14 Eylül 2020 Pazartesi

Bir şair vardı: Yesenin

Maalesef kendisi bir ruh hastasıydı, bu kadar lirik şiirlerin çıkmasının sebebi de budur. ruh hastası olmak sapık bir katıl olmak demek değil, ciddi bir ruh hastalığı olmasıdır. yesenin akıl hastanesinde de yatmıştır ama maalesef düzelemedi ve öldü. 



İlya Ehrenburg'un kaleminden Yesenin:


Çok soğuk bir kış günü Yesenin’e Tverskaya Caddesinde rastladım. Halis  bir kahve içmek için «Kislovka» adını taktığı esrarlı bir yere gitmemizi teklif etti.

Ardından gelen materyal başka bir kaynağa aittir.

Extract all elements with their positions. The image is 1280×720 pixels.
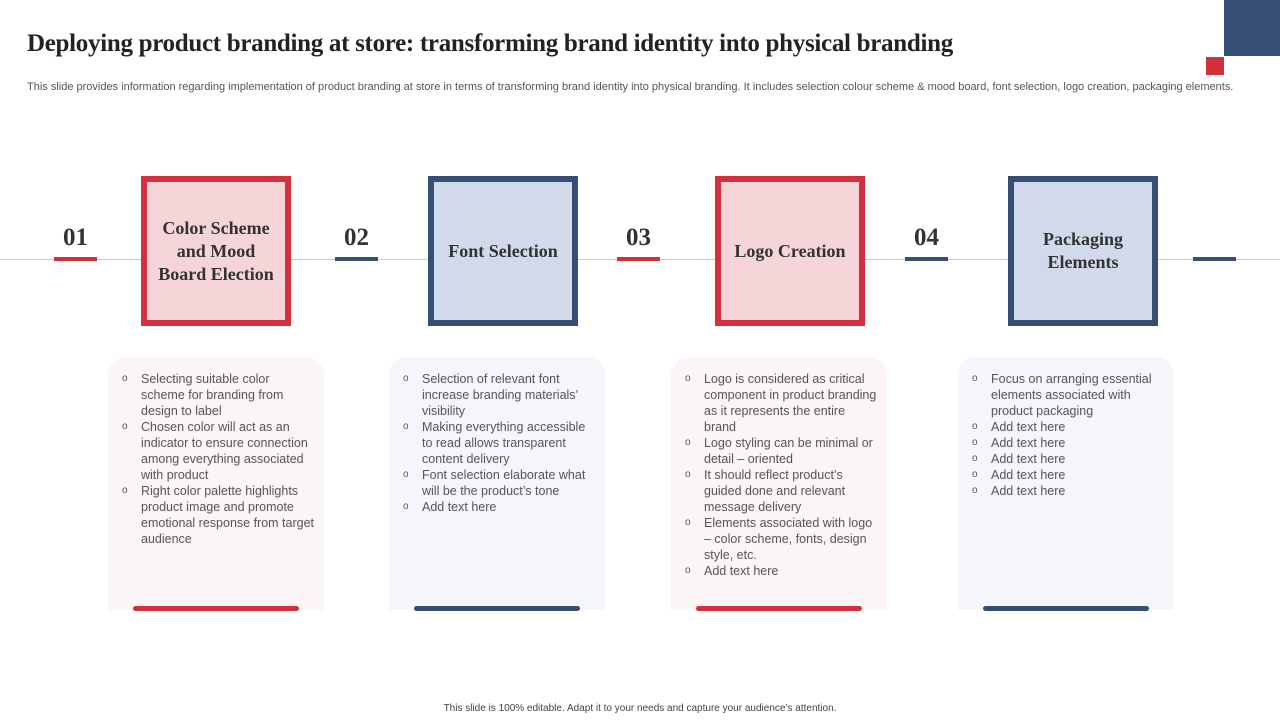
step-title-box: Packaging Elements — [1008, 176, 1158, 326]
list-item: Selecting suitable color scheme for bran… — [122, 371, 314, 419]
step-details-card: Logo is considered as critical component… — [671, 357, 887, 610]
list-item: Selection of relevant font increase bran… — [403, 371, 595, 419]
step-title-box: Font Selection — [428, 176, 578, 326]
list-item: Making everything accessible to read all… — [403, 419, 595, 467]
footer-note: This slide is 100% editable. Adapt it to… — [443, 703, 837, 714]
list-item: Logo styling can be minimal or detail – … — [685, 435, 877, 467]
list-item: Add text here — [685, 563, 877, 579]
step-details-card: Focus on arranging essential elements as… — [958, 357, 1174, 610]
step-points-list: Focus on arranging essential elements as… — [972, 371, 1164, 499]
step-number-underline — [335, 257, 378, 261]
card-accent-bar — [414, 606, 580, 611]
list-item: Add text here — [972, 435, 1164, 451]
step-number: 01 — [63, 224, 88, 251]
step-title: Logo Creation — [734, 240, 846, 261]
timeline-end-marker — [1193, 257, 1236, 261]
list-item: Add text here — [972, 451, 1164, 467]
step-title: Color Scheme and Mood Board Election — [158, 217, 274, 284]
step-number-underline — [617, 257, 660, 261]
step-points-list: Selecting suitable color scheme for bran… — [122, 371, 314, 547]
step-title: Packaging Elements — [1042, 229, 1123, 272]
step-details-card: Selecting suitable color scheme for bran… — [108, 357, 324, 610]
step-number: 04 — [914, 224, 939, 251]
step-number: 03 — [626, 224, 651, 251]
list-item: Add text here — [403, 499, 595, 515]
step-points-list: Logo is considered as critical component… — [685, 371, 877, 579]
list-item: Add text here — [972, 483, 1164, 499]
list-item: Logo is considered as critical component… — [685, 371, 877, 435]
list-item: Font selection elaborate what will be th… — [403, 467, 595, 499]
step-details-card: Selection of relevant font increase bran… — [389, 357, 605, 610]
page-subtitle: This slide provides information regardin… — [27, 81, 1234, 93]
list-item: Add text here — [972, 419, 1164, 435]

Bize kapıyı açan kadın sevinçli bir eda ile “Sergey Aleksandroviç, diye bağırdı, sizi dört gözle bekliyordum” Komodinin üzerindeki biblolara, eski İngiliz gravürlerine bakılırsa, eskiden varlıklı bir kadınmış; şimdi ise aktörler, yazarlar, karaborsacılar için ‘gizli’ bir restoran işletiyordu.  Yesenin kadının kulağına bir şeyler fısıldadı. Hemen masanın üzerinde bir kahve takımı, şekerlik, pastalar, hatta küçük bir sürahi likör de peyda oldu. Ben, daha çok bir keşiş yaşamı sürüyordum. Bu çeşit yerlerin bulunabileceğini aklıma bile getirmemiştim. Şaşırdığımı gören Yesenin bir çocuk gibi sevindi: «Paris kahvelerinden ne farkı var?» dedi

Ev sahibi kadın Yesenin’in kravatını övdü, o yine sevindi. Sırtında açık renk bir ceket, ayağında da rugan iskarpinler vardı. Gelip geçenler onu tanıdıkça, bir köy delikanlısı gibi gülümsüyor, koltuklan kabarıyordu...

Çok az içtik. Sürahi küçücüktü. Ama bu sıcak ve rahat odadan bir türlü ayrılmak istemiyorduk. Yesenin beni adeta şaşırttı: Resimden söz etmeye başladı. Geçenlerde Şçukin’in tablo koleksiyonlarını gidip görmüş, Picasso onu çok ilgilendirmiş. Meğer Verlaine ile Rimbaud’yu da çevirilerinden okumuş. Sonra Puşkin’den şiirler okumaya başladı.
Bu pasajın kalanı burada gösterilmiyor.